RUN go build -o main src/main.go
CMD ["/app/main"]

src/main.go

package main

import (
    "context"
    "fmt"
    "log"
    "net/http"
    "os"
    "os/signal"
    "syscall"

    "github.com/gorilla/mux"
)

func main() {
    srv := &http.Server{
        Addr:    ":8080",
        Handler: NewHTTPServer(),
    }

    idleConnsClosed := make(chan struct{})
    go func() {
        sigint := make(chan os.Signal, 1)
        signal.Notify(sigint, os.Interrupt, syscall.SIGTERM, syscall.SIGINT)
        <-sigint

        // We received an interrupt signal, shut down.
        if err := srv.Shutdown(context.Background()); err != nil {
            // Error from closing listeners, or context timeout:
            log.Printf("HTTP server Shutdown: %v", err)
        }

        close(idleConnsClosed)
    }()

    log.Printf("Starting HTTP server")
    running = true
    if err := srv.ListenAndServe(); err != http.ErrServerClosed {
        // Error starting or closing listener:
        log.Fatalf("HTTP server ListenAndServe: %v", err)
    }

    <-idleConnsClosed
}

func NewHTTPServer() http.Handler {
    r := mux.NewRouter()

    // Ping
    r.HandleFunc("/", handler)

    return r
}

func handler(w http.ResponseWriter, r *http.Request) {
    fmt.Fprintf(w, "Hello World!")
}

kubernetes/deployment.yaml

apiVersion: apps/v1
kind: Deployment
metadata:
  labels:
    app: myapp
  name: myapp
spec:
  replicas: 10
  selector:
    matchLabels:
      app: myapp
  strategy:
    rollingUpdate:
      maxSurge: 1
      maxUnavailable: 5
    type: RollingUpdate
  template:
    metadata:
      labels:
        app: myapp
    spec:
      containers:
      - name: myapp
        image: dickster/graceful-shutdown-test:latest
        imagePullPolicy: Never
        ports:
        - containerPort: 8080

kubernetes/service.yaml

apiVersion: v1
kind: Service
metadata:
  labels:
    app: myapp
  name: myapp
spec:
  ports:
  - port: 8080
    protocol: TCP
  selector:
    app: myapp
  sessionAffinity: None
  type: NodePort

Is there something missing in this setup? According to the rollingUpdate strategy, there should be at least five running pods that should serve the incoming requests, but ab exits with an apr_socket_recv: Connection reset by peer (54) error. I also tried adding readiness/liveness probes, but no luck. I suspect they're not needed here, either.

-- dickster
docker
go
http
kubernetes

1 Answer

11/7/2019

For this to work without downtime, you need to have the pods stop receiving new connections while the pod is allowed to gracefully finish handling current connections. This means the pod needs to be running, but not ready so that new requests are not sent to it.

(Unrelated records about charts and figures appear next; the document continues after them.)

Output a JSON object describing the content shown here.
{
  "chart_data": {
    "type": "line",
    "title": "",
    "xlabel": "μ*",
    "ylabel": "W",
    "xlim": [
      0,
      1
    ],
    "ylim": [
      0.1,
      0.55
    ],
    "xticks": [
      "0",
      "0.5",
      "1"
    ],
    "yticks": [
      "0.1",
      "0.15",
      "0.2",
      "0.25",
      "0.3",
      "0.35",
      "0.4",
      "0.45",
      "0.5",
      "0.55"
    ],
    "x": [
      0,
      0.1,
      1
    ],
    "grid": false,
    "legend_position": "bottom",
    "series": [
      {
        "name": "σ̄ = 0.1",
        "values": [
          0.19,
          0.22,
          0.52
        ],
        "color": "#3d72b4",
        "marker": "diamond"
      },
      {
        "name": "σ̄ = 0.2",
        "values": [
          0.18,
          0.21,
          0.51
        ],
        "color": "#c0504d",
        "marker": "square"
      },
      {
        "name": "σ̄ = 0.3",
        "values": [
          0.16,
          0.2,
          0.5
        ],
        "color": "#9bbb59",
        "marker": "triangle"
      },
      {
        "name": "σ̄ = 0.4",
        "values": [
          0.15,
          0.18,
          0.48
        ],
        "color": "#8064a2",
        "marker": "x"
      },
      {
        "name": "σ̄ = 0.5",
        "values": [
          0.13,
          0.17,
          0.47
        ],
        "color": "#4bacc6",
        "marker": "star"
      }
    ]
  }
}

Your service will match all pods using the label selector you configured (I assume app: myapp) and will use any pod in the ready state as a possible backend. The pod is marked as ready as long as it is passing the readinessProbe. Since you have no probe configured, the pod status will default to ready as long as it is running.

Just having a readinessProbe configured will help immensely, but will not provide 100% uptime, that will require some tweaks in your code to cause the readinessProbe to fail (so new requests are not sent) while the container gracefully finishes with current connections.

EDIT: As per @Thomas Jungblut mentioned, a big part of eliminating errors with your webserver is how the application handles SIGTERM. While the pod is in terminating state, it will no longer receive requests through the service. During this phase, your webserver needs to be configured to gracefully complete and terminate connections rather than stop abruptly and terminate requests.

Note that this is configured in the application itself and is not a k8s setting. As long as the webserver gracefully drains the connections and your pod spec includes a gracefulTerminationPeriod long enough to allow the webserver to drain, you should see basically no errors. Although this still won't guarantee 100% uptime, especially when bombarding the service using ab.

-- Patrick W
Source: StackOverflow